L’Alsace du mardi 18 octobre 1977
Un ami m'a communiqué cette page du journal L'Alsace que je partage avec les lecteurs d'obermundat.org
Cet article de Hugues Walter fait suite à un premier, sur le même sujet : un lecteur d'obermundat aurait-il conservé le premier article et pourrait-il en faire parvenir une copie pour publication sur obermundat.org ? Merci ... J'ai retranscrit le texte, in extenso, pour une meilleure lisibilité.
-o-o-o-
Les récentes découvertes le prouvent : Rouffach est plus ancien qu’on ne le pensait ...
2. Des vestiges à fleur de terre
Disons tout de suite que ce que nous avons mis à jour sur les lieux de fouille dépasse largement ce que nous pensions trouver. Il est inutile de revenir longuement sur l’origine de la découverte dont il a déjà été question dans ces colonnes.
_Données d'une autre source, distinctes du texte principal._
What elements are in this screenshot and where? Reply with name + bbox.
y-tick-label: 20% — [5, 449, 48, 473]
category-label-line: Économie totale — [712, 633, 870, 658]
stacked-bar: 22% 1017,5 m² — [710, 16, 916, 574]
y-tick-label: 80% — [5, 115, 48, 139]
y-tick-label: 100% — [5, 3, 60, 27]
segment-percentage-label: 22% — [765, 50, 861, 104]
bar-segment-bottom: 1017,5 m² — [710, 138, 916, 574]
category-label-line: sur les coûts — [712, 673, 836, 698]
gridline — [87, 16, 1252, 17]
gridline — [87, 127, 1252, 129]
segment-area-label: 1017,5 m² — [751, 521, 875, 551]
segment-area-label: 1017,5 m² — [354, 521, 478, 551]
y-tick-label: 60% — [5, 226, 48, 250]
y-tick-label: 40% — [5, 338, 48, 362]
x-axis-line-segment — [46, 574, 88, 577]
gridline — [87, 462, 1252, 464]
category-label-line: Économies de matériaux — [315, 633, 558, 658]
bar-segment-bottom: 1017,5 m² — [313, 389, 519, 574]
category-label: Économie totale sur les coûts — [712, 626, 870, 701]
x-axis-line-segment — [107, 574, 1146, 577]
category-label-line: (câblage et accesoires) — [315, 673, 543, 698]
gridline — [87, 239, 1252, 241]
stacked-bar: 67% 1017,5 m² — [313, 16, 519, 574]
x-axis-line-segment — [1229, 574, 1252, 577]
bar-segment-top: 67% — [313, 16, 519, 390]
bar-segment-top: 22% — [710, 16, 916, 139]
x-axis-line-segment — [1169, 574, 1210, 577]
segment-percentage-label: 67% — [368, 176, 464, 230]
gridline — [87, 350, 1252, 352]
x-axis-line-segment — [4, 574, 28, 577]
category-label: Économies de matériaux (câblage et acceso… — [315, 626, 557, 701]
Après la restauration de l’ancien hôtel de ville et de ses beaux pignons, il s’agissait de rénover la place (d’r Plàtz) entre Notre-Dame et l’hôtel de ville. C’est une aire de 100 mètres de côté. Dès le début des travaux, le bulldozer mit à jour des pierres tombales. L’archiviste, M. Faust, alerta le maire qui fit immédiatement arrêter les travaux et manifeste depuis lors une extrême compréhension pour les fouilles.
Les services officiels furent également avertis : la Commission départementale des antiquités historiques et le service des monuments historiques à Colmar et Strasbourg qui déléguèrent sur place MM. Pétry, Brunnel et Meyer, auxquels se joignirent des équipes spécialisées. Ils sont évidemment assistés dans leurs recherches par M. Faust, qui veille sur le chantier, éloignant les enfants et tous ceux qui risqueraient de s’aventurer sur le lieu de fouilles en abimant de ce fait des objets ou des tessons.
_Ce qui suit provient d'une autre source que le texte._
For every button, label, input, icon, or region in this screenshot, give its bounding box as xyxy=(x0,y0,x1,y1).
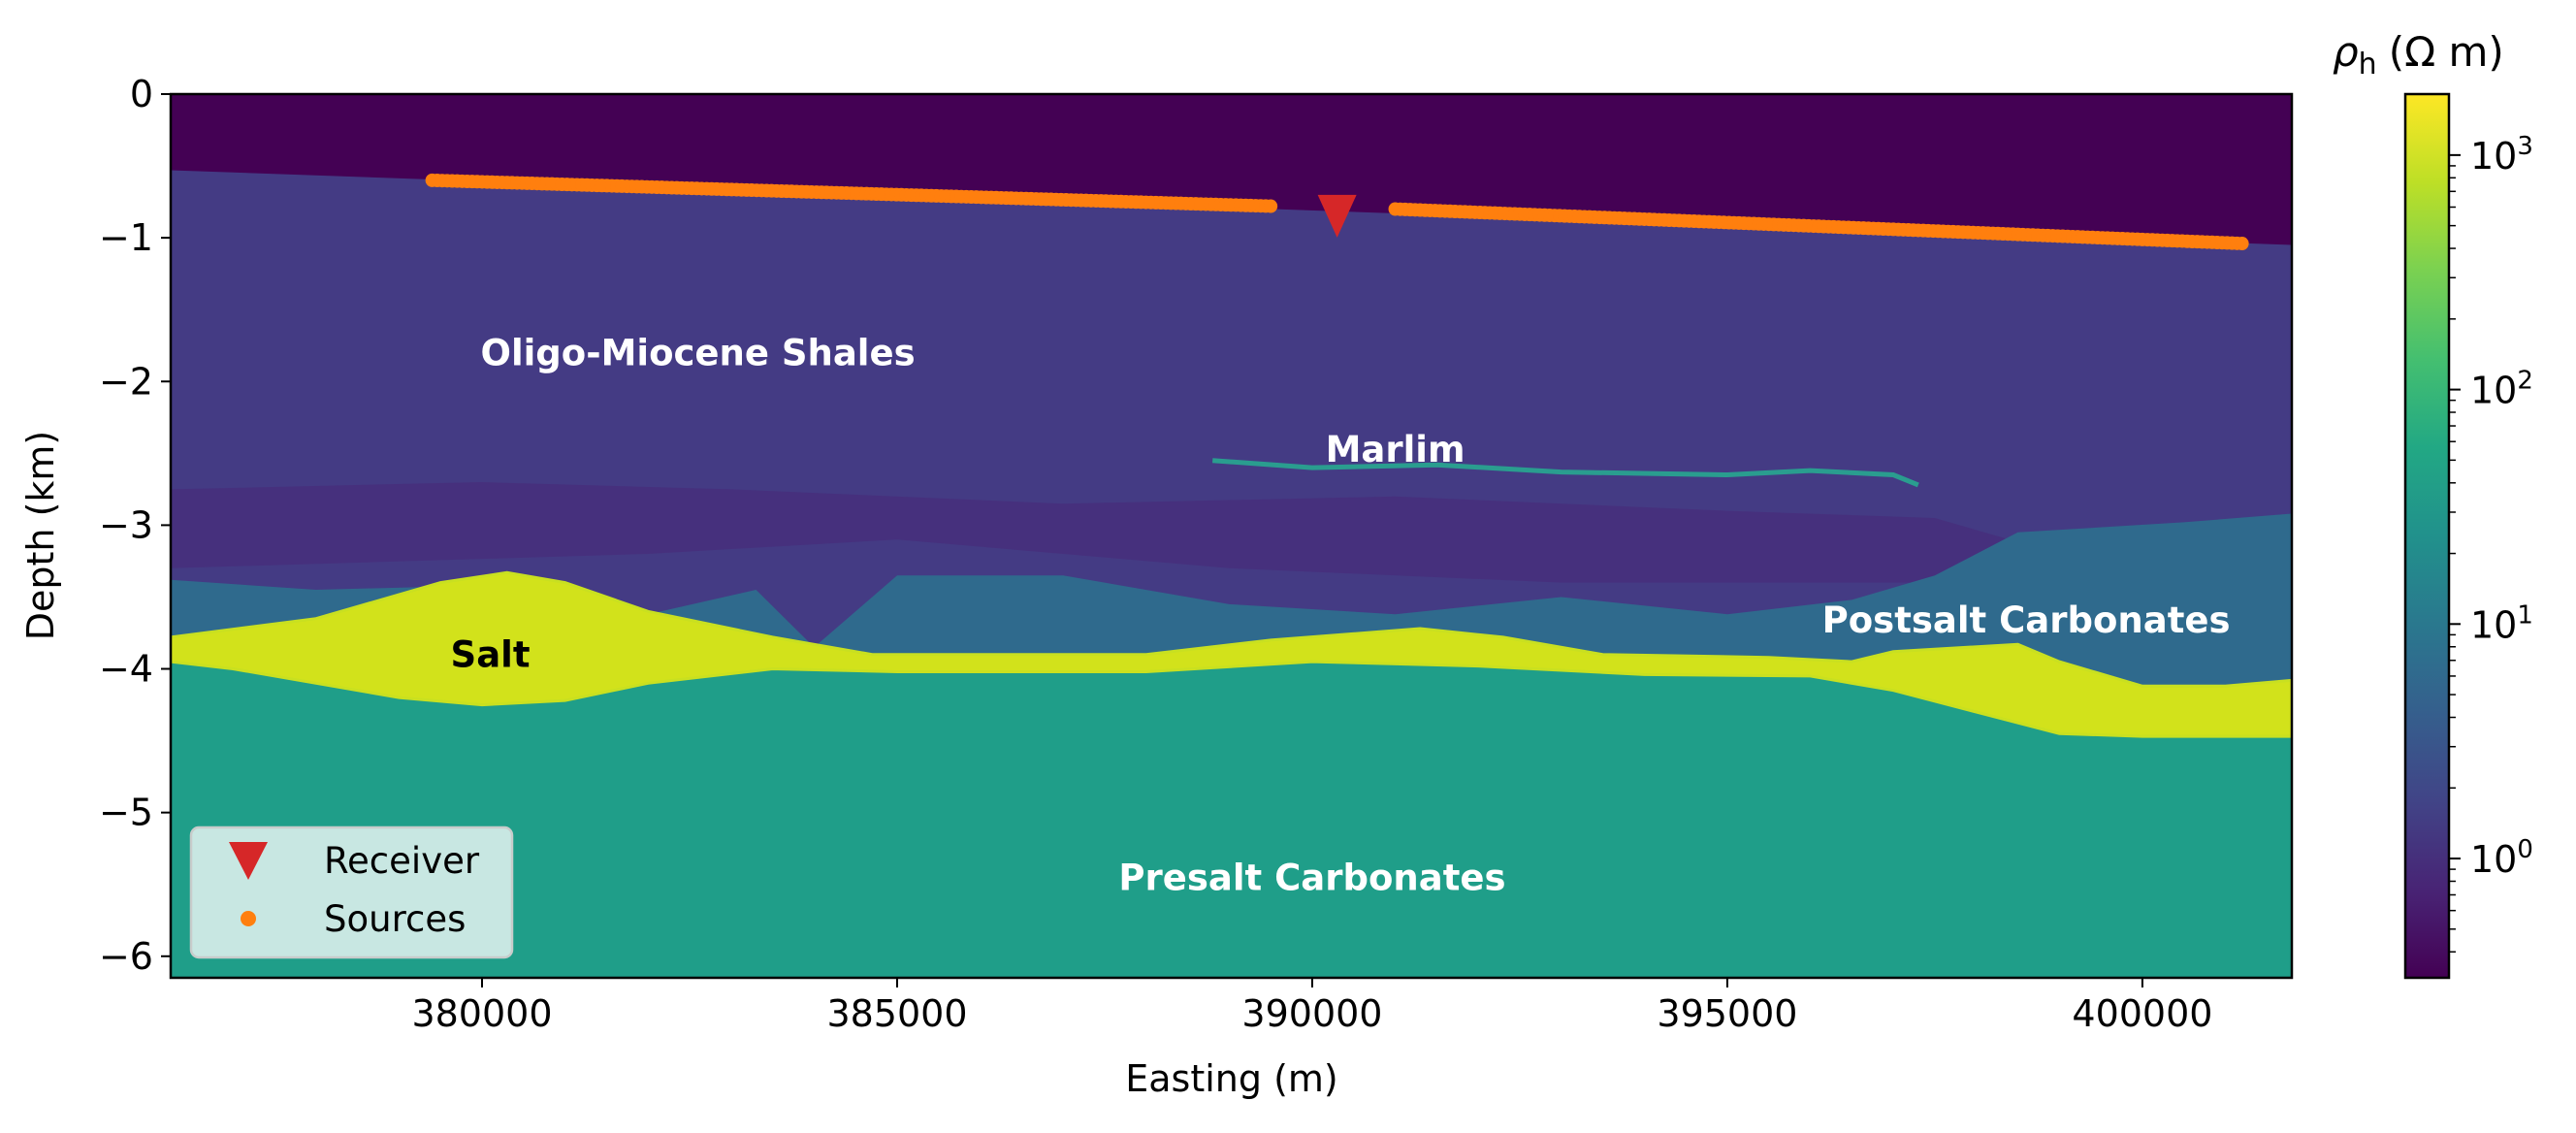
colorbar-ticks: 100 101 102 103 xyxy=(2449,132,2533,953)
x-tick-label: 380000 xyxy=(411,992,552,1035)
source-point xyxy=(1264,199,1278,213)
y-axis-label: Depth (km) xyxy=(19,431,62,641)
receiver-marker xyxy=(1317,194,1357,238)
y-tick-label: 0 xyxy=(130,73,153,115)
plot-frame xyxy=(169,92,2294,980)
annotation-label: Salt xyxy=(451,634,531,676)
salt-region xyxy=(171,570,2292,738)
colorbar-tick-label: 102 xyxy=(2470,367,2533,412)
annotation-label: Oligo-Miocene Shales xyxy=(480,333,915,374)
x-tick-label: 395000 xyxy=(1657,992,1797,1035)
colorbar: 100 101 102 103 ρh (Ω m) xyxy=(2333,28,2533,980)
colorbar-tick-label: 101 xyxy=(2470,600,2533,646)
annotation-label: Marlim xyxy=(1326,429,1465,470)
y-tick-label: −3 xyxy=(99,503,153,546)
legend-label-receiver: Receiver xyxy=(324,840,480,882)
annotation-label: Postsalt Carbonates xyxy=(1822,599,2231,641)
legend-box xyxy=(189,825,514,959)
sources-legend-icon xyxy=(241,911,256,926)
axes: 380000 385000 390000 395000 400000 0 −1 −2 −3 −4 −… xyxy=(99,73,2212,1035)
presalt-region xyxy=(171,662,2292,978)
y-tick-label: −4 xyxy=(99,648,153,691)
y-tick-label: −5 xyxy=(99,792,153,834)
y-tick-label: −6 xyxy=(99,935,153,978)
receiver-legend-icon xyxy=(229,842,268,880)
annotation-label: Presalt Carbonates xyxy=(1118,857,1505,898)
x-tick-label: 390000 xyxy=(1241,992,1382,1035)
x-axis-label: Easting (m) xyxy=(1125,1057,1338,1100)
shales-dark-band xyxy=(171,482,2060,583)
colorbar-gradient xyxy=(2403,92,2451,980)
colorbar-tick-label: 100 xyxy=(2470,835,2533,881)
x-tick-label: 385000 xyxy=(826,992,967,1035)
legend: Receiver Sources xyxy=(189,825,514,959)
x-tick-label: 400000 xyxy=(2072,992,2212,1035)
colorbar-title: ρh (Ω m) xyxy=(2333,28,2504,81)
y-tick-label: −2 xyxy=(99,360,153,403)
colorbar-tick-label: 103 xyxy=(2470,132,2533,178)
y-tick-label: −1 xyxy=(99,216,153,259)
plot-area: Oligo-Miocene Shales Marlim Salt Postsalt C… xyxy=(171,94,2292,978)
markers-layer xyxy=(425,173,2249,251)
source-point xyxy=(2235,237,2249,251)
legend-label-sources: Sources xyxy=(324,898,466,940)
marlim-reservoir xyxy=(1212,458,1919,488)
Dans ce lieu de fouilles, il ne s’agit pas de quelque habitat ancien de moindre importance à mettre à jour. Il faut en effet distinguer sur cet emplacement et « grosso modo », trois périodes, surprenantes chacune par leur ampleur : le Moyen Âge d’abord.
L’ensemble urbain s’étend sur quelque 5 hectares de constructions administratives et religieuses. Se trouvent sur cet emplacement, non seulement la cathédrale, mais en outre la « chapelle » Saint-Nicolas et, juste à côté, intégré dans l’ensemble de la demeure du chapitre de Notre-Dame, un troisième sanctuaire. Tout cela constituait un ensemble cultuel comme il ne peut en exister qu’autour d’une cathédrale épiscopale. Une partie de ces bâtiments est encore visible sur les anciens plans de la ville.
Précédant la période médiévale, il y avait donc la période franque et alémanique du mérovingien au carolingien. Elle nous a légué dans cette place qui a servi de cimetière jusqu’au début du 19ème siècle, un nombre impressionnant de tombes, soit monolithiques, soit construites avec des dalles de pierre. Leur nombre laisse deviner l’importance de la population (4ème au 8ème siècle). L’existence de ces tombes était d’ailleurs connue. Certaines même affleuraient le sol. C’est leur importance qui est surprenante. Et la question se pose de savoir d’où provenaient les pierres tombales. Cet aspect de la question est captivant pour l’archéologue et pour l’historien.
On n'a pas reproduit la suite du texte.